IAFF 6378 Oil: Industry, Economy, and Society

Robert Weiner

Mon 7:10 – 9:40 PM

This course takes a multidisciplinary approach (primarily political economy and management) to oil and its effects on business, nation-states, and the world economy. The first half of the course adopts a top-down viewpoint, examining the global oil environment. The second half is more bottom-up, using cases to grapple with industry issues. The course is conducted in a mixture of seminar and lecture formats. A group proposal, paper, and presentation, as well as active class participation are expected, and constitute over half the assessment. Taught Spring 2023.

Mon 7:10 – 9:40 PM

IAFF 6378 The Modern Middle East in World History

Jackson Perry

Thu 5:10 – 7:00 PM

What does a global history of the modern Middle East and North Africa look like? What kinds of questions and stories does this scholarly agenda bring into view that compartmentalized national or imperial histories occlude? What is gained, what is potentially lost, and what are the stakes in deemphasizing the common foci on European encroachment and the subsequent rise of nation-states? This graduate seminar draws on recent works that situate the social, economic, cultural, political, and environmental transformations that have swept the region over the past two centuries within broader historical trends.

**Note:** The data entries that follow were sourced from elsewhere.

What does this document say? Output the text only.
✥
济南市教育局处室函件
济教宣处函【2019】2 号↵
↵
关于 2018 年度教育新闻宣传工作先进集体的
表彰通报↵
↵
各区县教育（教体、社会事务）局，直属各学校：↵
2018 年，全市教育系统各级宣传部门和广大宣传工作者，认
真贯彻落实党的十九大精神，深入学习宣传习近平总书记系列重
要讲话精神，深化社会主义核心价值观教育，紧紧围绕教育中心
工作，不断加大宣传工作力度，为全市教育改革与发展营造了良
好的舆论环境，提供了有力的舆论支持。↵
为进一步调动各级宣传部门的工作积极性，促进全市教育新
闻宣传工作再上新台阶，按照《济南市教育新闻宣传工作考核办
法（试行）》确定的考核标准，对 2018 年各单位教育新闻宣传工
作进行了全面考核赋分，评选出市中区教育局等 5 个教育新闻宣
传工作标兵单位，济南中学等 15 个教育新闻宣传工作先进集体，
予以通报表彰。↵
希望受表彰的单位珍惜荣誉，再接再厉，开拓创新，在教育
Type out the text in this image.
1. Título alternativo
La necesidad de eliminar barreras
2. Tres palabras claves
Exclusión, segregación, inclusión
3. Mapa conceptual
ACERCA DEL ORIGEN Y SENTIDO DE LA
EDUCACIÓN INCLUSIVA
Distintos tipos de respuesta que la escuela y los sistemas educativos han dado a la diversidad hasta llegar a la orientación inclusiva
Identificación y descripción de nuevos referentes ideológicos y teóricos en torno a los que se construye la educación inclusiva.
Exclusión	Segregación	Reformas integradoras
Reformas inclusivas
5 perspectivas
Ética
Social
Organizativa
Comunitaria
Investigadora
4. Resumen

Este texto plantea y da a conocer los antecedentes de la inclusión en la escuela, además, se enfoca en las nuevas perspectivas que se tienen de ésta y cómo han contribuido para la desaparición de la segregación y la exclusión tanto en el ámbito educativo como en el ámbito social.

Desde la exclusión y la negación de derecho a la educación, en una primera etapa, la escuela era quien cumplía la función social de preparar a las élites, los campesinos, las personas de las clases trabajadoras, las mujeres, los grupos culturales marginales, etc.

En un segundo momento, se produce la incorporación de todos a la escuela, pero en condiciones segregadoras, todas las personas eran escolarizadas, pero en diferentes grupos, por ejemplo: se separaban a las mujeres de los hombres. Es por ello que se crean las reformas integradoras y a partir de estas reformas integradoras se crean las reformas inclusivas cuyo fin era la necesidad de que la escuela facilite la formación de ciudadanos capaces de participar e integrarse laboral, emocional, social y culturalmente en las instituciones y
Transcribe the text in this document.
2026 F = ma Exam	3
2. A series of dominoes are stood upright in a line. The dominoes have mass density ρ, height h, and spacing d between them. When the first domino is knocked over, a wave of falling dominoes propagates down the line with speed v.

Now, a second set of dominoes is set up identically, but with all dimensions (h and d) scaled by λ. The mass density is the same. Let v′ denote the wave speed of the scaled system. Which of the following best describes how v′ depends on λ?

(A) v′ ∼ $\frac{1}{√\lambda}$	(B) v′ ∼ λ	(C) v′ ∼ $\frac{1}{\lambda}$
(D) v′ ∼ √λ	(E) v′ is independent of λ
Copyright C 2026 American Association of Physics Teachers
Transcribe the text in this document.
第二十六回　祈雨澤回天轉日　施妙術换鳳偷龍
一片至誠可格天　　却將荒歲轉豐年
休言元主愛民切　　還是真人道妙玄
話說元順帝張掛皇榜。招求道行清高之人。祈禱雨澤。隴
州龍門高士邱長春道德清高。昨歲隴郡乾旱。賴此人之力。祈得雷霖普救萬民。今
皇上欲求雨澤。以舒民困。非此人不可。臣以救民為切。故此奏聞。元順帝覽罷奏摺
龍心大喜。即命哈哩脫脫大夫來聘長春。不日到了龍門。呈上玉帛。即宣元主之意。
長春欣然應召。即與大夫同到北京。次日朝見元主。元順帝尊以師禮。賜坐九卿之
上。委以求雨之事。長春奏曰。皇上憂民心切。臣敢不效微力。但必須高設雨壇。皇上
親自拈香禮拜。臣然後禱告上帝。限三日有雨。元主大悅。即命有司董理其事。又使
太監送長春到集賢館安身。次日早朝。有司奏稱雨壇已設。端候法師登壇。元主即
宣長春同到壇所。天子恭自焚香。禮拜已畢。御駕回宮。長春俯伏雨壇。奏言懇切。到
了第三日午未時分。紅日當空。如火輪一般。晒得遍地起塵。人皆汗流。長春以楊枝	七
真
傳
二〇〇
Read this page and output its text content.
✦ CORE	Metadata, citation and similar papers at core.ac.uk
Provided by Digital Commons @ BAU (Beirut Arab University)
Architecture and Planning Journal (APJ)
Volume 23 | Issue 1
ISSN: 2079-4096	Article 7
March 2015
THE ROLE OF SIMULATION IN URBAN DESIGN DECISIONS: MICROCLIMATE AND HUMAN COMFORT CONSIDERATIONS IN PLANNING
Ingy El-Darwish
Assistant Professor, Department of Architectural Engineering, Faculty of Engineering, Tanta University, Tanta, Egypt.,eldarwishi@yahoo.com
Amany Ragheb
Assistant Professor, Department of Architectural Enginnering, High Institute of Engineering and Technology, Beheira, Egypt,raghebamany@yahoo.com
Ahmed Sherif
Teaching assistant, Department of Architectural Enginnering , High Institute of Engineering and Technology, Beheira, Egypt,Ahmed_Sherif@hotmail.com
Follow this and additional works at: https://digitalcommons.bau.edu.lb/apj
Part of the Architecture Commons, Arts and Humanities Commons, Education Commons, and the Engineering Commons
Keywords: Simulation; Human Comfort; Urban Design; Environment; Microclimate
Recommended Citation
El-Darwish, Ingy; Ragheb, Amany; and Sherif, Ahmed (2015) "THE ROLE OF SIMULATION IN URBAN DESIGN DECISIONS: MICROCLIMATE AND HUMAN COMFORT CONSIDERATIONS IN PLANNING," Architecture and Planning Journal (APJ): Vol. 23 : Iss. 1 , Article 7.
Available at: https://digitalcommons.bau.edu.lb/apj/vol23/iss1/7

In addition to investigating how these trends shaped local dynamics, we will investigate how local ideas and practices helped to shape the phenomena that we associate with the modern age: global webs of capitalism, formal and informal imperialism, migration, nationalism, and transnational solidarities, among others. Our focus on the linkages of the region and its people with ideas, commodities, and communities from “outside” will also encourage us to think more critically and expansively about the geopolitical and cultural boundaries of the “Middle East” as a unit. That is, beyond our predictable examination of the encounter with “the West,” we will trace critical but neglected encounters in other directions. Throughout the course, we will evaluate the common methods and discourses entailed by global histories of the modern Middle East and North Africa. Taught Fall 2022.

Thu 5:10 – 7:00 PM

IAFF 6378.17 China in the Middle East

Robert Mogielnicki

Thu 5:10 – 7:00 PM

Special Topics in the Middle East. Taught Fall 2022.